Ja, da stimme ich Hans Muff zu.
Monitorboxen werden von Frequenz und Bauart etc. genau auf Recordinggeschichten abgestimmt (abhören etc.). Und wie Hans es schon richtig geschrieben hat, betonen normale Multimedia-Lautsprecher für den PC verschiedene Frequenzen ganz anders. Ich hab das auch schon ganz oft erlebt. Da merkt man selbst bei manchen Boxen im gleichen Preisrahmen drastische Unterschiede. Manche klingen total bassbetont, andere eher sehr mittig mit wenig Bässen und Höhen etc.

Daher würde ich für Recordingzwecke prinzipiell zu Monitoren raten, aber wenn du wenig Geld ausgeben möchtest und es auch "nur für Ideen" benutzt, so sind vielleicht qualitativ hochwertige Multimediaboxen eher geeignet. Habe da leider wenig Erfahrung, auch was günstige Monitorboxen betrifft. Habe aktuell noch ein Paar Behringer zuhause stehen, die jedoch auch weit über deiner Preisvorstellung liegen, und ich bin auch sehr zufrieden mit denen. Klingen sehr definiert und satt. Also muss nich immer so teuer werden.

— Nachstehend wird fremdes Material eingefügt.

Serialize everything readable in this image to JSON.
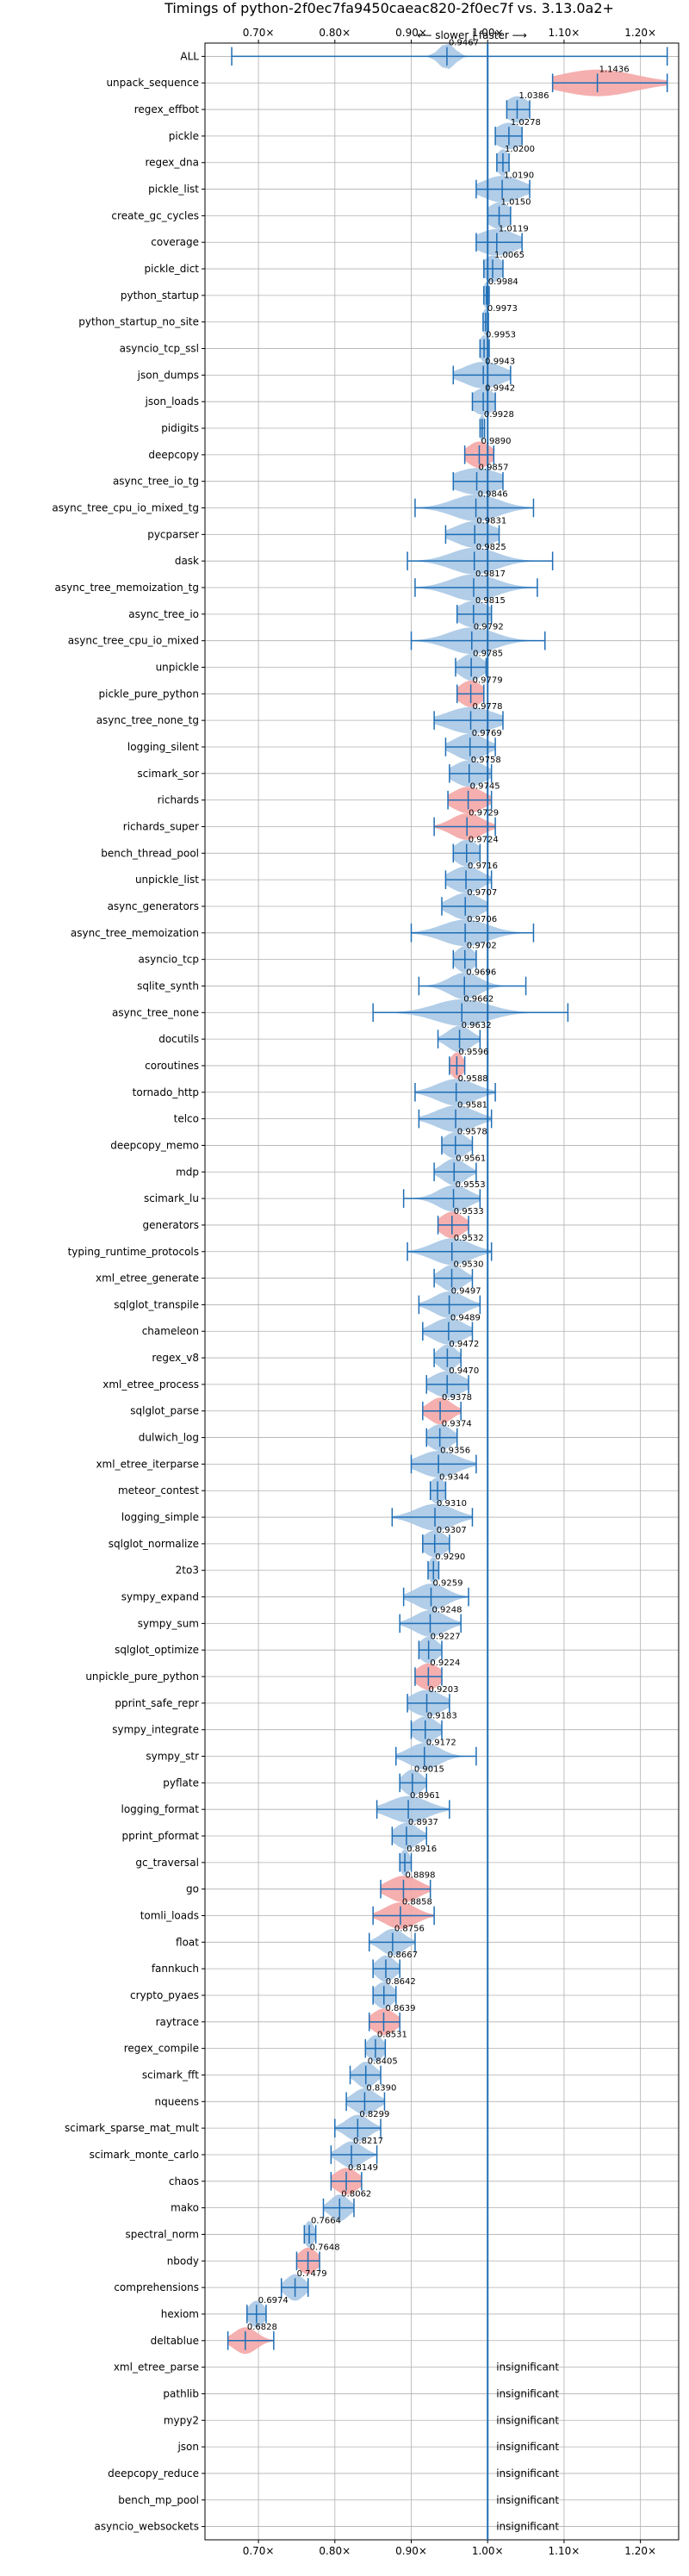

Du musst halt wissen, für was du sie brauchst und ob sich das lohnt. Und letztendlich auch wie hoch der Anspruch ist. Aber für einen Preis bis 100€ wirst du in meinen Augen nicht wirklich brauchbare Monitorboxen bekommen. Wie gesagt, ich habe noch keine Produkte in der Preisklasse gekauft.. Aber so ist mein Eindruck.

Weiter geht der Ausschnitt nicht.